2016 had one final lesson for me in the form of robbing: it was unbelievable and on a frenzied scale that I’d not seen before. I had to put in some serious detective work to find out who the robbing bees were. Late one night I closed up all my hives and came back to my apiary the next morning to find it full of bees trying to rob the closed hives. So the robbers must have been someone else’s bees, from another apiary! I learned how to make robbing screens which helped a lot and everything calmed down, although damage had been done to a few smaller colonies.
Lesson five: prevent robbing before it happens – fit robbing screens before autumn feeding and carefully following guidelines around feeding e.g. feed all colonies at the same time, feed at night, don’t spill syrup etc.!
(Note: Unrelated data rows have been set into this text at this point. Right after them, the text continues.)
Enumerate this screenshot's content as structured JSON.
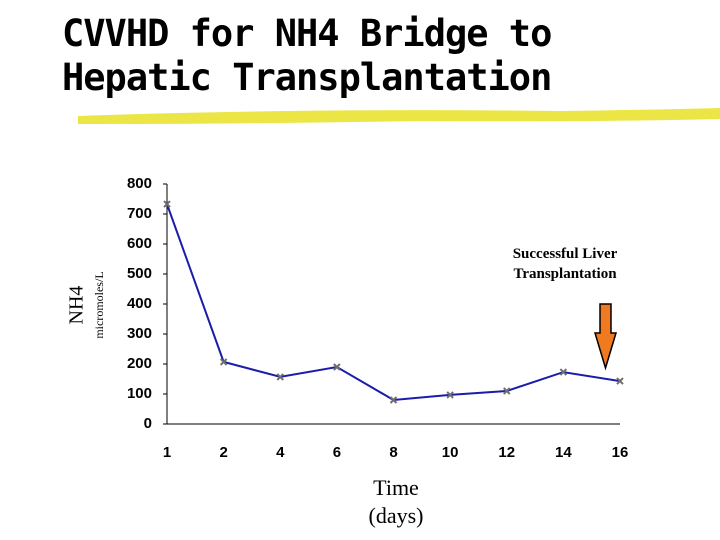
{
  "chart_data": {
    "type": "line",
    "title": "CVVHD for NH4 Bridge to\nHepatic Transplantation",
    "y_label": "NH4",
    "y_unit": "micromoles/L",
    "x_label": "Time\n(days)",
    "annotation": "Successful Liver\nTransplantation",
    "categories": [
      "1",
      "2",
      "4",
      "6",
      "8",
      "10",
      "12",
      "14",
      "16"
    ],
    "values": [
      733,
      207,
      157,
      190,
      80,
      97,
      110,
      173,
      143
    ],
    "color": "#1c1caa",
    "marker_color": "#6e6e6e",
    "ylim": [
      0,
      800
    ],
    "yticks": [
      0,
      100,
      200,
      300,
      400,
      500,
      600,
      700,
      800
    ],
    "grid": false
  }
}
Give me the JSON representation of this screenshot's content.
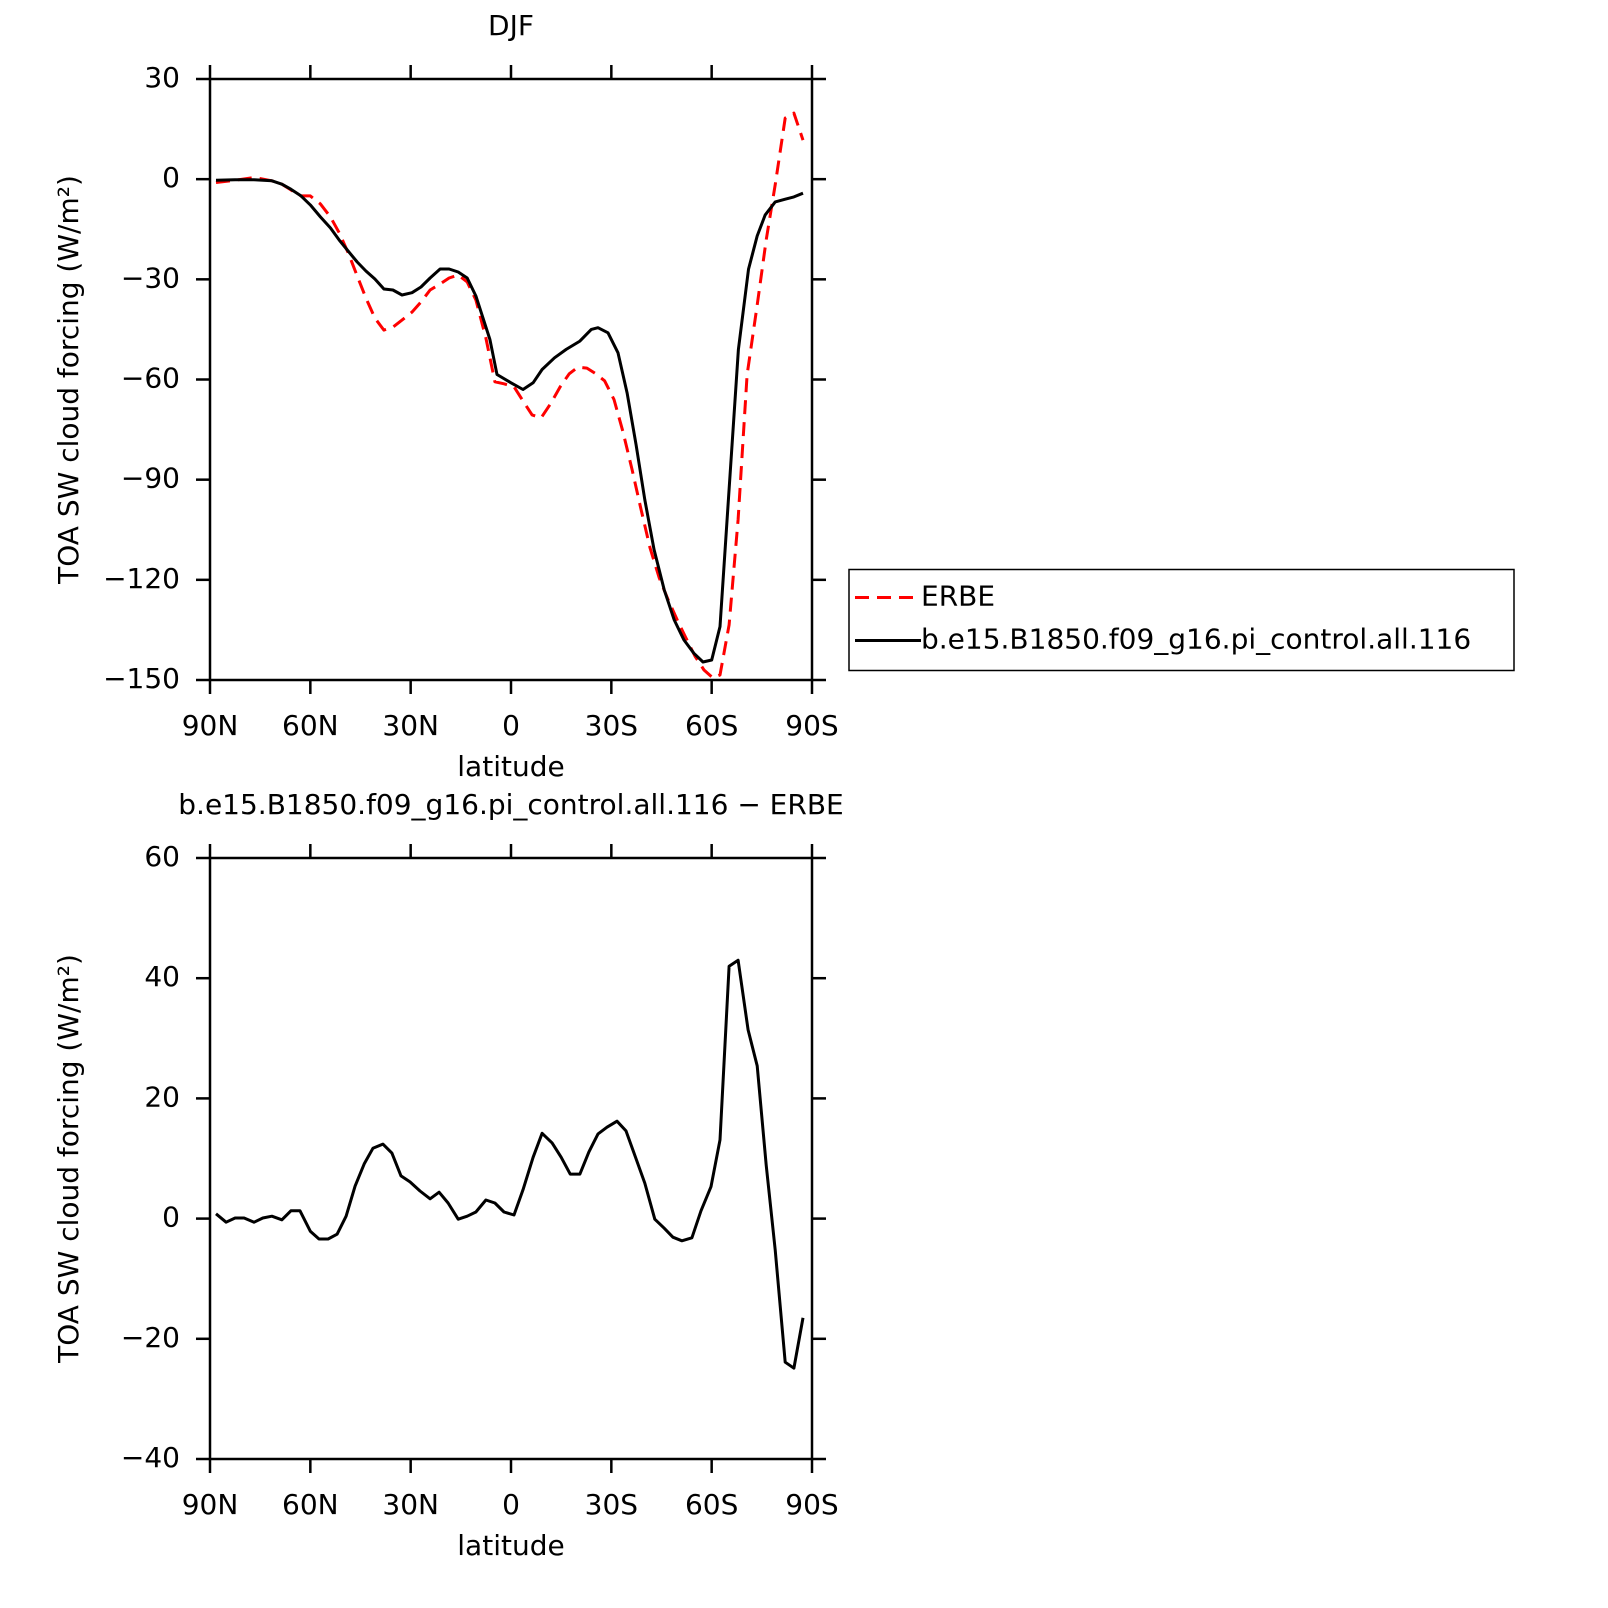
{
  "chart_data": [
    {
      "type": "line",
      "title": "DJF",
      "xlabel": "latitude",
      "ylabel": "TOA SW cloud forcing (W/m²)",
      "xlim": [
        90,
        -90
      ],
      "ylim": [
        30,
        -150
      ],
      "xticks": [
        {
          "value": 90,
          "label": "90N"
        },
        {
          "value": 60,
          "label": "60N"
        },
        {
          "value": 30,
          "label": "30N"
        },
        0,
        {
          "value": -30,
          "label": "30S"
        },
        {
          "value": -60,
          "label": "60S"
        },
        {
          "value": -90,
          "label": "90S"
        }
      ],
      "yticks": [
        30,
        0,
        {
          "value": -30,
          "label": "−30"
        },
        {
          "value": -60,
          "label": "−60"
        },
        {
          "value": -90,
          "label": "−90"
        },
        {
          "value": -120,
          "label": "−120"
        },
        {
          "value": -150,
          "label": "−150"
        }
      ],
      "legend": "right",
      "series": [
        {
          "name": "ERBE",
          "color": "#ff0000",
          "dashed": true,
          "x": [
            88.2,
            82.5,
            76.8,
            71.5,
            68.5,
            65.8,
            62.8,
            60,
            57,
            54,
            51.4,
            48.7,
            46,
            43.4,
            40.7,
            38,
            35.3,
            32.6,
            29.6,
            26.9,
            24.2,
            21.2,
            18.5,
            15.8,
            13.1,
            10.5,
            7.5,
            4.8,
            2.1,
            -0.9,
            -3.6,
            -6.3,
            -9,
            -12,
            -14.7,
            -17.4,
            -20,
            -22.7,
            -25.4,
            -28,
            -30.8,
            -33.5,
            -36.2,
            -38.9,
            -41.6,
            -44.3,
            -47,
            -49.7,
            -52.3,
            -55,
            -57.7,
            -60.4,
            -62.5,
            -65.2,
            -67.9,
            -70.6,
            -73.6,
            -76.3,
            -79,
            -82,
            -84.6,
            -87.3
          ],
          "values": [
            -1,
            -0.3,
            0.5,
            -0.5,
            -1.5,
            -3.2,
            -5,
            -5,
            -7.4,
            -11.3,
            -16,
            -22,
            -29,
            -35.6,
            -41.6,
            -45.2,
            -44.3,
            -42.2,
            -39.8,
            -36.8,
            -33.2,
            -31.4,
            -29.6,
            -28.7,
            -30.8,
            -36.2,
            -47.6,
            -60.7,
            -61.3,
            -62.2,
            -66.4,
            -70.6,
            -71.5,
            -67,
            -62.2,
            -58.3,
            -56.3,
            -56.6,
            -58.3,
            -60.4,
            -66,
            -75.7,
            -87,
            -99,
            -110.5,
            -119.4,
            -126,
            -132,
            -137.4,
            -142.8,
            -147,
            -149.4,
            -148.5,
            -133.5,
            -102,
            -58.6,
            -37.7,
            -18.2,
            -1.7,
            18.3,
            19.8,
            11.7
          ]
        },
        {
          "name": "b.e15.B1850.f09_g16.pi_control.all.116",
          "color": "#000000",
          "dashed": false,
          "x": [
            88.2,
            82.5,
            76.8,
            71.5,
            68.5,
            65.8,
            62.8,
            60,
            57,
            54,
            51.4,
            48.7,
            46,
            43.4,
            40.7,
            38,
            35.3,
            32.6,
            29.6,
            26.9,
            24.2,
            21.2,
            18.5,
            15.8,
            13.1,
            10.5,
            6.3,
            4.2,
            0,
            -3.6,
            -6.6,
            -9.3,
            -13,
            -16.5,
            -20.6,
            -24,
            -26,
            -29,
            -32,
            -34.7,
            -37.4,
            -40,
            -42.8,
            -45.8,
            -48.8,
            -51.7,
            -54.7,
            -57.4,
            -60,
            -62.5,
            -65,
            -68,
            -71,
            -73.6,
            -76,
            -79,
            -82,
            -84.6,
            -87.3
          ],
          "values": [
            -0.3,
            -0.2,
            -0.2,
            -0.5,
            -1.5,
            -3,
            -5,
            -7.7,
            -11.3,
            -14.6,
            -18.2,
            -21.5,
            -24.8,
            -27.5,
            -29.9,
            -32.9,
            -33.2,
            -34.7,
            -34,
            -32.3,
            -29.6,
            -26.9,
            -26.9,
            -27.8,
            -29.6,
            -35,
            -48,
            -58.5,
            -61,
            -63,
            -61,
            -57,
            -53.5,
            -51,
            -48.5,
            -45,
            -44.5,
            -46,
            -52,
            -64,
            -79.6,
            -96,
            -111,
            -123,
            -132,
            -138,
            -142,
            -144.6,
            -144,
            -134,
            -96,
            -51,
            -27,
            -17,
            -10.7,
            -6.8,
            -6,
            -5.3,
            -4.2
          ]
        }
      ]
    },
    {
      "type": "line",
      "title": "b.e15.B1850.f09_g16.pi_control.all.116 − ERBE",
      "xlabel": "latitude",
      "ylabel": "TOA SW cloud forcing (W/m²)",
      "xlim": [
        90,
        -90
      ],
      "ylim": [
        60,
        -40
      ],
      "xticks": [
        {
          "value": 90,
          "label": "90N"
        },
        {
          "value": 60,
          "label": "60N"
        },
        {
          "value": 30,
          "label": "30N"
        },
        0,
        {
          "value": -30,
          "label": "30S"
        },
        {
          "value": -60,
          "label": "60S"
        },
        {
          "value": -90,
          "label": "90S"
        }
      ],
      "yticks": [
        60,
        40,
        20,
        0,
        {
          "value": -20,
          "label": "−20"
        },
        {
          "value": -40,
          "label": "−40"
        }
      ],
      "series": [
        {
          "color": "#000000",
          "dashed": false,
          "x": [
            88.2,
            85.2,
            82.5,
            79.8,
            76.8,
            74.2,
            71.5,
            68.5,
            65.8,
            63.1,
            60,
            57.4,
            54.7,
            52,
            49.3,
            46.6,
            43.9,
            41.3,
            38.3,
            35.6,
            32.9,
            30.2,
            27.2,
            24.2,
            21.5,
            18.8,
            15.8,
            13.1,
            10.5,
            7.5,
            4.8,
            2.1,
            -0.9,
            -3.6,
            -6.6,
            -9.3,
            -12.3,
            -15,
            -17.7,
            -20.6,
            -23.3,
            -26,
            -28.7,
            -31.7,
            -34.4,
            -37.1,
            -40,
            -43,
            -45.8,
            -48.4,
            -51.1,
            -54.1,
            -56.8,
            -59.8,
            -62.5,
            -65.2,
            -67.9,
            -70.9,
            -73.6,
            -76.3,
            -79,
            -82,
            -84.6,
            -87.3
          ],
          "values": [
            0.8,
            -0.6,
            0.1,
            0.1,
            -0.6,
            0.1,
            0.4,
            -0.2,
            1.3,
            1.3,
            -2.1,
            -3.4,
            -3.4,
            -2.6,
            0.4,
            5.4,
            9.1,
            11.7,
            12.4,
            10.9,
            7.1,
            6.1,
            4.6,
            3.3,
            4.4,
            2.6,
            -0.1,
            0.4,
            1.1,
            3.1,
            2.6,
            1.1,
            0.6,
            4.8,
            10.2,
            14.2,
            12.6,
            10.2,
            7.4,
            7.4,
            11.1,
            14.1,
            15.2,
            16.2,
            14.6,
            10.4,
            5.9,
            -0.1,
            -1.6,
            -3.1,
            -3.7,
            -3.2,
            1.3,
            5.3,
            13.1,
            42,
            43,
            31.4,
            25.4,
            8.9,
            -5.2,
            -23.9,
            -24.9,
            -16.5
          ]
        }
      ]
    }
  ]
}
In the end I came out of 2016 with 10 strong colonies and four large nucs. While 2016 didn’t go according to plan, I learned a lot and became much more confident in handling and clipping queens.
And while it wasn’t the easiest of beekeeping years, I still enjoyed those magical moments when you are working with the bees and you think “How amazing are these creatures, and how lucky am I to be working with them.”
I hope your bees are overwintering well and that the season to come will be a good one for us all.